Sportowe Fakty Wirtualnej Polski cytują bardzo ciekawą wypowiedź naszej mistrzyni.
„Głowa, charakter - to były zawsze moje atuty. Pamiętam pierwsze zawody, w jakich wystartowałam. Początki gimnazjum. Komorno w województwie opolskim. Bieg przełajowy. Przyjechałam po wygraną, a tu piąte miejsce. Byłam wściekła. Trener Piotr Morka tłumaczył, że to bardzo dobre miejsce, bo dziewczyny, które mnie wyprzedziły, to zawodniczki, które trenowały od lat. A ja wtedy biegałam w soboty, raz w tygodniu, i pojechałam pierwszy raz na poważne zawody. Nic dziwnego, że zaraz po biegu ledwo trzymałam się na nogach i wylądowałam z głową w muszli.

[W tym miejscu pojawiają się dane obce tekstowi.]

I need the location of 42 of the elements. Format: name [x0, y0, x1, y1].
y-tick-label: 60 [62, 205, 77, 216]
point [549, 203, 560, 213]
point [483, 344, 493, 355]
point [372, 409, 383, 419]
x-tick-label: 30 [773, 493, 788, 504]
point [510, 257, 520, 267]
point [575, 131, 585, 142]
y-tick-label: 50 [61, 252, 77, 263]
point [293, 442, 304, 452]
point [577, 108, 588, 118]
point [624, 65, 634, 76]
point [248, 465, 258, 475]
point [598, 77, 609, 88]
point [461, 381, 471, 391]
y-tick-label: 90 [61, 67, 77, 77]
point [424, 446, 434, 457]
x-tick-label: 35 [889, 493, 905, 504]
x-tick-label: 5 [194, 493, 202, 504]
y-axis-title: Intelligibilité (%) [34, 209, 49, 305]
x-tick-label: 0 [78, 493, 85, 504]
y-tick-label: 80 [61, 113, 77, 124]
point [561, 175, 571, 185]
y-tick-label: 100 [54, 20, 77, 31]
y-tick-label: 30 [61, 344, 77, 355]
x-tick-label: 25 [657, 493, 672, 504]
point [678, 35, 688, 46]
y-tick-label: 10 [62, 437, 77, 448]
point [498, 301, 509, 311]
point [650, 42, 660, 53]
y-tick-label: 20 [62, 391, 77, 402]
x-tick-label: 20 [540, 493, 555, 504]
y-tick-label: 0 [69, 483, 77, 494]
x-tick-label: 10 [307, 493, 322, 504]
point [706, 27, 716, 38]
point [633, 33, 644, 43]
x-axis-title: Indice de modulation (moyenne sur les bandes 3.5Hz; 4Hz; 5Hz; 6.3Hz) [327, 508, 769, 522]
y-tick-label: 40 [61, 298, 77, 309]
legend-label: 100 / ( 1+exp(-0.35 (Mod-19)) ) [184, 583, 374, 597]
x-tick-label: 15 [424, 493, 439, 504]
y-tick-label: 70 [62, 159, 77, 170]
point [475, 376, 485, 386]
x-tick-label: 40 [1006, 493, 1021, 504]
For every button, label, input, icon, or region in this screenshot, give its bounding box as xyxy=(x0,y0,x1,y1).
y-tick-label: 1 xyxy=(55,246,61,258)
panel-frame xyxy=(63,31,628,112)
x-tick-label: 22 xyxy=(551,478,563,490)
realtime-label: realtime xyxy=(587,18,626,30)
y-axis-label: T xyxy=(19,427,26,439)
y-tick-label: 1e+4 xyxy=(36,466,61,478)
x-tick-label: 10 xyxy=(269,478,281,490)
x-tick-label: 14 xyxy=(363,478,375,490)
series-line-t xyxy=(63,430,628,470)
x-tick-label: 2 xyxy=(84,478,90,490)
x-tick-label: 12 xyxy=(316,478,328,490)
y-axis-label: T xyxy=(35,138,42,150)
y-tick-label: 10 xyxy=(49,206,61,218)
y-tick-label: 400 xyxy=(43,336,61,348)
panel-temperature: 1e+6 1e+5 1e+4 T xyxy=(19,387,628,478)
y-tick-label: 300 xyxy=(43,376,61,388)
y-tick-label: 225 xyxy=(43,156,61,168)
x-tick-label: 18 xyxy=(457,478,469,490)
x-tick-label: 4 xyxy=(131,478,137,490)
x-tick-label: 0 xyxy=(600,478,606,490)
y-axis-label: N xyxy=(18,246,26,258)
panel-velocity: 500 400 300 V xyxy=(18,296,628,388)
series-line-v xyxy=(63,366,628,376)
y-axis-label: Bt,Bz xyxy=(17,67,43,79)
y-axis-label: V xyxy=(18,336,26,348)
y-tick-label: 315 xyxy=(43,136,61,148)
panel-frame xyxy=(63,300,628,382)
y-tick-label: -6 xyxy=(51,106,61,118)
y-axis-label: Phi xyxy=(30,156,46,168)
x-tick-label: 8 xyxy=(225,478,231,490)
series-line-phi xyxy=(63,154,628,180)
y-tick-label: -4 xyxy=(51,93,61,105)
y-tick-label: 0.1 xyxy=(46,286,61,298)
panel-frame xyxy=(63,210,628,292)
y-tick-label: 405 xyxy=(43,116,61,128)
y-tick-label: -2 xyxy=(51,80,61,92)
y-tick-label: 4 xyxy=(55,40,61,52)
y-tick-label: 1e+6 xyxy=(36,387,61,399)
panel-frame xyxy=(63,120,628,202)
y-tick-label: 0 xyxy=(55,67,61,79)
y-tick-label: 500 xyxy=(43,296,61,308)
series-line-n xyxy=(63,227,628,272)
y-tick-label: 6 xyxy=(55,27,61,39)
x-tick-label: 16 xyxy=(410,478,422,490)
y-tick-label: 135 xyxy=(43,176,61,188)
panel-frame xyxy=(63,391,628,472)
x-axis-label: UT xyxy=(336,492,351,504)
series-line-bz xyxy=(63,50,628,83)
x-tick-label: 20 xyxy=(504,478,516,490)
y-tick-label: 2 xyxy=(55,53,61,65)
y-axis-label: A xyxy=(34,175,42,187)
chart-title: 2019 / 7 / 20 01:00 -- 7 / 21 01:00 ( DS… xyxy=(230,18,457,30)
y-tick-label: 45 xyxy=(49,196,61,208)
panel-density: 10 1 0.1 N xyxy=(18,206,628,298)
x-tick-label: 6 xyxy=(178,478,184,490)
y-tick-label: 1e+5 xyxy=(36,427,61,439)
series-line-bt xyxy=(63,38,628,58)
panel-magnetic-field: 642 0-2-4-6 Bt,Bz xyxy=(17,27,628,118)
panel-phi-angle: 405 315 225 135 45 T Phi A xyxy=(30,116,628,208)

Dziś wiem, że to był świetny wynik, ale wtedy? Wytłumacz dziecku, że piąte miejsce to świetny wynik. Pamiętam, że powiedziałam sobie wtedy, rozczarowana, że nigdy więcej nie chcę biegać. Trener Morka wypatrzył mnie niedługo wcześniej na zawodach szkolnych. Powiedział, że mam predyspozycje, i namówił na klasę o profilu sportowym.

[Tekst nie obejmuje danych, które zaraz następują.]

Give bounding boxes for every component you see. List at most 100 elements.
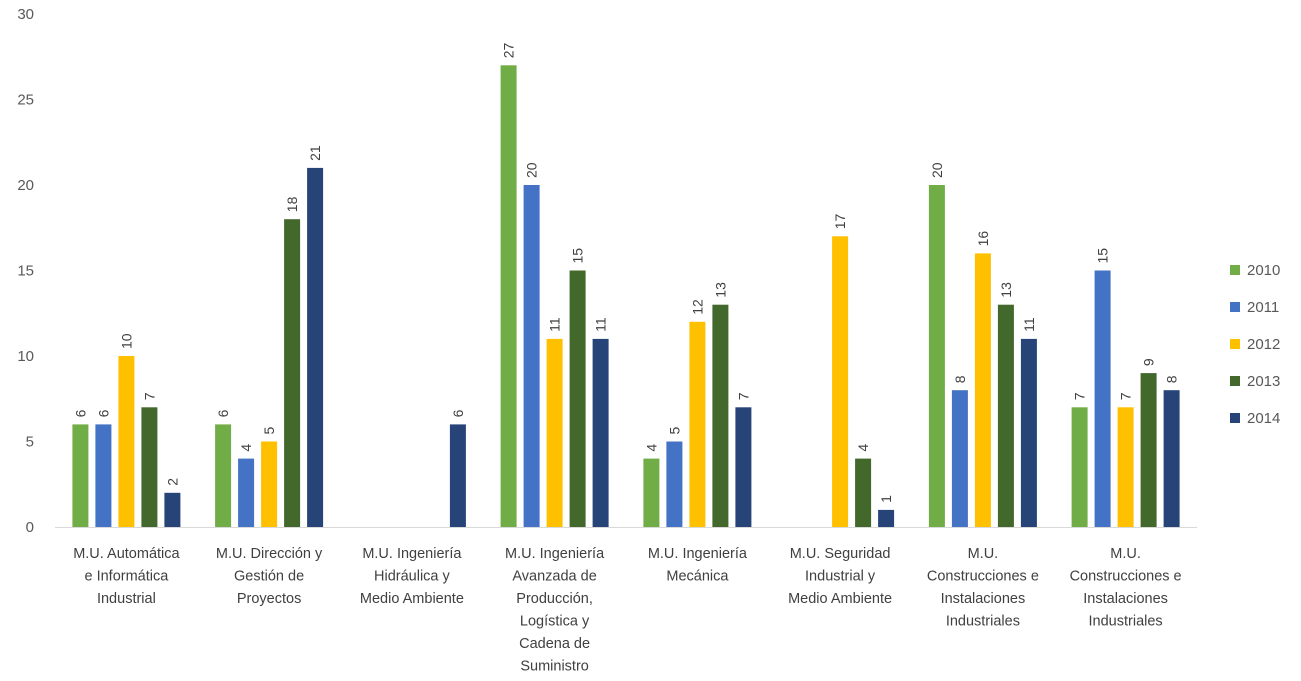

O biegu w Komornie szybko zapomniałam, z roku na rok szło coraz lepiej, przywoziłam juniorskie medale, ale gdy szłam na AWF w Katowicach, przyjęto mnie warunkowo. "Nie rokujesz" - słyszałam. Musiałam udowodnić na hali, że nadaję się do biegania.
Zaczęły się profesjonalne treningi z trenerem Matusińskim. Nagle okazało się, że z biegu na bieg robię ogromne postępy, cały czas poprawiam swoje rekordy. Dużo było w tym zasługi poprzednich szkoleniowców. Na ich zajęciach wiele biegaliśmy, ale nie pracowaliśmy za bardzo nad siłą. Dopiero teraz zaczęliśmy to robić, przerzucać kilogramy, dokładać do sztangi. I okazało się, że jest z czego poprawiać” – wspomina pochodząca z Raciborza 28-letnia zawodniczka.
Justyna Święty-Ersetic to również srebrna i brązowa medalistka mistrzostw świata w sztafecie 4 × 400 metrów. Jest ponadto mistrzynią Europy w biegu na 400 metrów i w sztafecie 4 × 400 metrów.